§ 2.53 p.m.
§ Lord Wyatt of Weeford asked Her Majesty's Government:
§ Whether they intend that the forthcoming allocation of passports to "specially valuable and vulnerable" Chinese in Hong Kong will cover at least 200,000 families.
The Minister of State, Home Office (Earl Ferrers)
My Lords, my right honourable friend the Secretary of State for Foreign and Commonwealth Affairs hopes to make a Statement in another place shortly. I hope that the noble Lord will realise that it would not be appropriate for me to anticipate the Statement today.
§ Lord Wyatt of Weeford
My Lords, will the noble Earl tell the Government at least to treble the number they first thought of in this context? Otherwise, with so many people wishing to leave Hong Kong and requiring residential qualifications elsewhere for passports, there will be a breakdown in Hong Kong before 1997. Will he ask the Government to ignore the rough element in the Tory Party who seem to have forgotten the tradition that their party once had of care for the subjects of the British Empire? Will he also tell the Government to ignore the envious element of the Labour Party who cannot bear the thought of a few industrious Hong Kongers coming here who would not be on social security and who would not vote Labour?

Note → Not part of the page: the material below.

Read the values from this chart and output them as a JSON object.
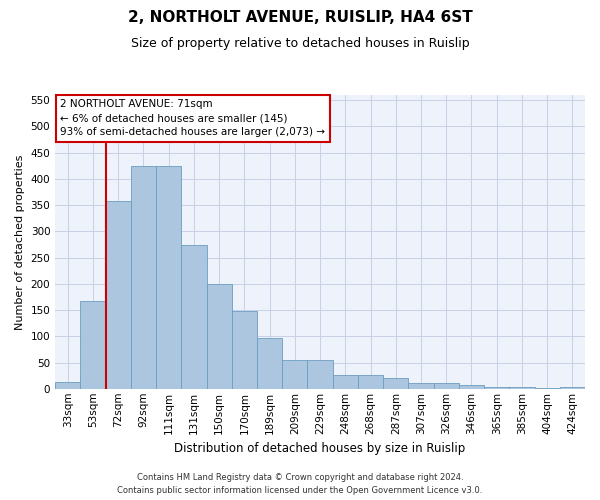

My Lords, the noble Lord seems to have taken a pretty good swipe at everyone. I shall not give an undertaking that I will tell the Government to treble the figure, as he suggests, but I shall see that his views are made known. He asked me to ask the Government to ignore the Labour Party and the Conservative Party. The Government do not ignore anyone.
§ Lord Mishcon
My Lords, will the noble Earl accept that a responsible spokesman from these Benches intends to await the Statement which is to be made?
My Lords, I was temporarily wondering who the spokesman would be. I now realise that it is the noble Lord, Lord Mishcon.
§ Lord Bonham-Carter
My Lords, is the noble Earl aware that the noble Lord, Lord Wyatt, omitted to praise my colleagues on these Benches? Furthermore, is he aware that there is a substantial though not very large Indian population in Hong Kong? Is he also aware that they were almost all brought over —either themselves or their parents —as servants of the Government, as policemen or clerks, and that they will not be given Chinese nationality 120 after 1997? They are therefore in a particularly vulnerable position. Will he urge on his right honourable friend that special steps be taken to ensure the security of those people?

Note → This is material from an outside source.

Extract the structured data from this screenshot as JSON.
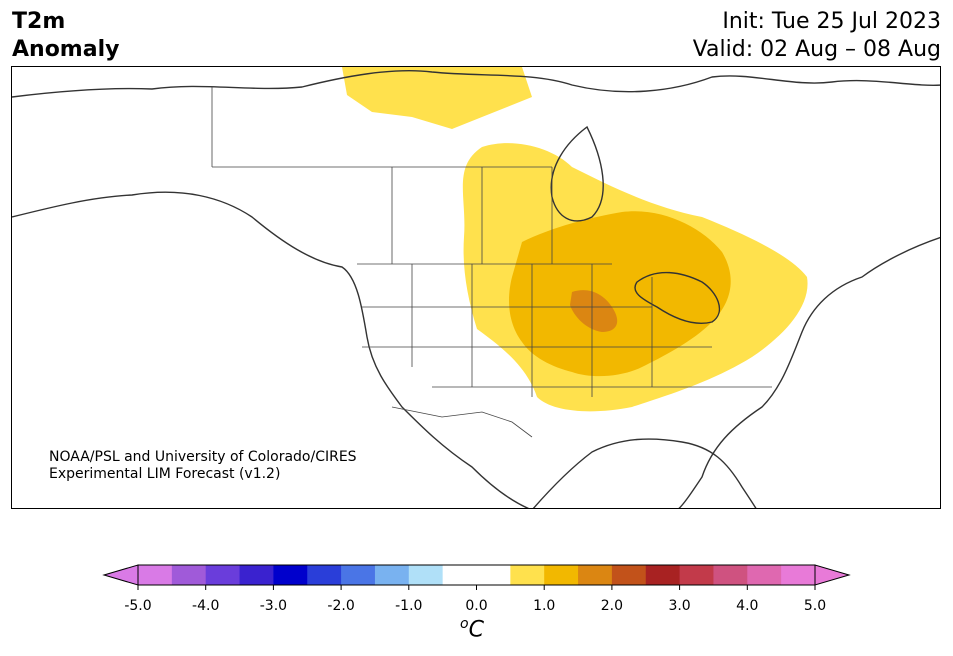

My Lords, had the noble Lord made his views known a little earlier I dare say the noble Lord, Lord Wyatt, might have taken a swipe at him too! I shall see that his views are taken into account, as indeed they are by my right honourable friend. All views are taken into account because this is a very difficult situation.
§ Lord Eden of Winton
My Lords, can my noble friend assure your Lordships' House that the Government will not be deterred in any way from doing what is right by Hong Kong either by the unnecessarily alarmist views being expressed in some quarters by Members of another place or by the rather opportunistic position being taken up on the issue by the Official Opposition spokesmen in another place?

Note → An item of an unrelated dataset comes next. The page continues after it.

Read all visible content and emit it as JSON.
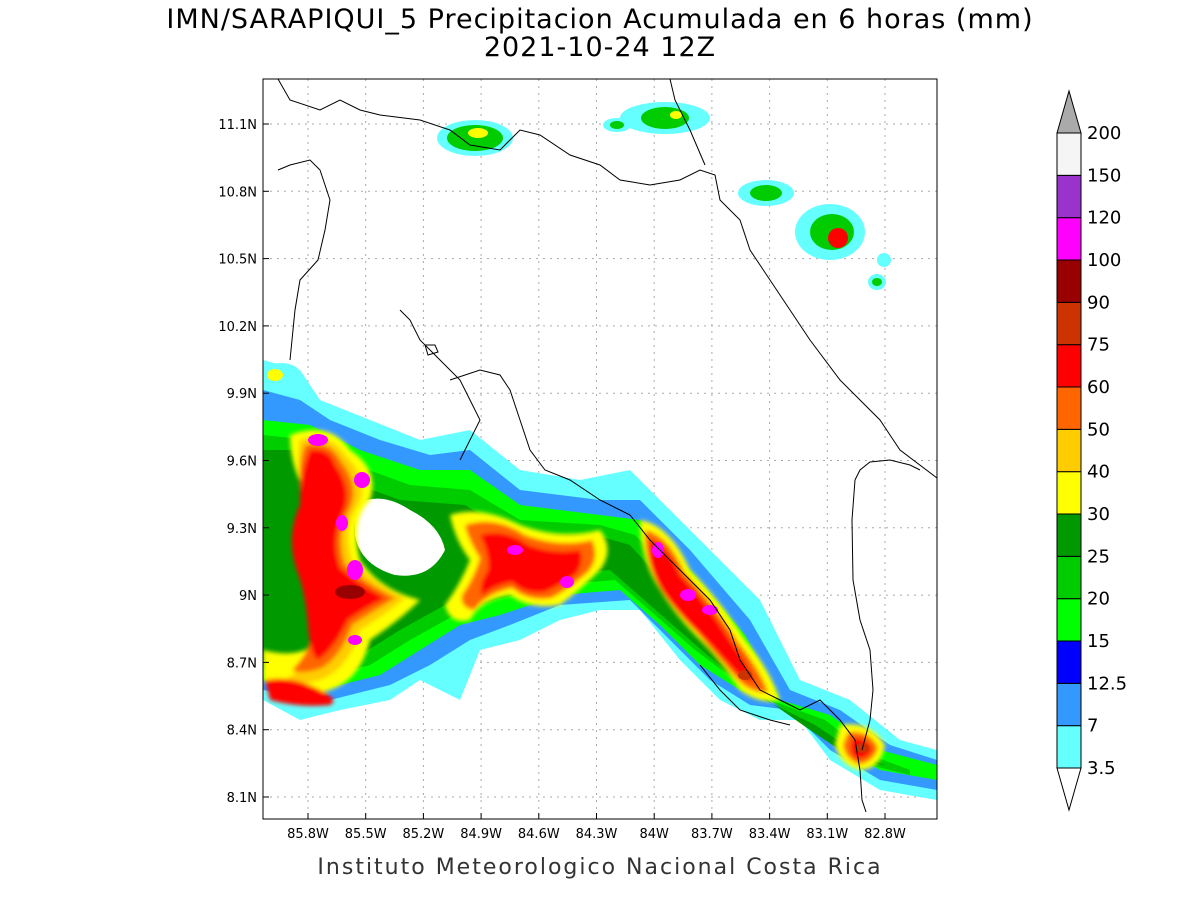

My Lords, I can assure my noble friend that the Government will not be deterred from doing what they consider to be the right thing.
The Earl of Halsbury
My Lords, will the Minister give consideration to the thesis that the more Hong Kongers we import the better? Does he agree that they come from highly superior, highly intelligent, hard working, law abiding stock and that they might invigorate our decrepit economy with hybrid vigour which we badly need?
My Lords, that is an interesting thought. I can assure the noble Earl that the view that he puts forward is a consideration taken into account by my right honourable friend.
§ Lord Maclehose of Beoch
My Lords, the Government took a courageous and correct decision about non-refugee Vietnamese. Will they now take an even more courageous decision about the grant of nationality to key people in Hong Kong on a scale that would save a situation that once looked so promising?
My Lords, that is precisely the dilemma to which my right honourable friend is addressing himself at the moment. It would be quite wrong for me to anticipate in any way what he will say. Of course he will take the noble Lord's views into account.
§ Lord Geddes
My Lords, will my noble friend accept the crucial importance of a sizeable allocation in this context to avoid China's inheritance in 1997 of —and I quote the article appearing in the Sunday Times of 17th December —Skyscrapers, an excellent metro system and an economy that has gone with the wind"?
My Lords, that is yet another point of view which my right honourable friend will also take into account.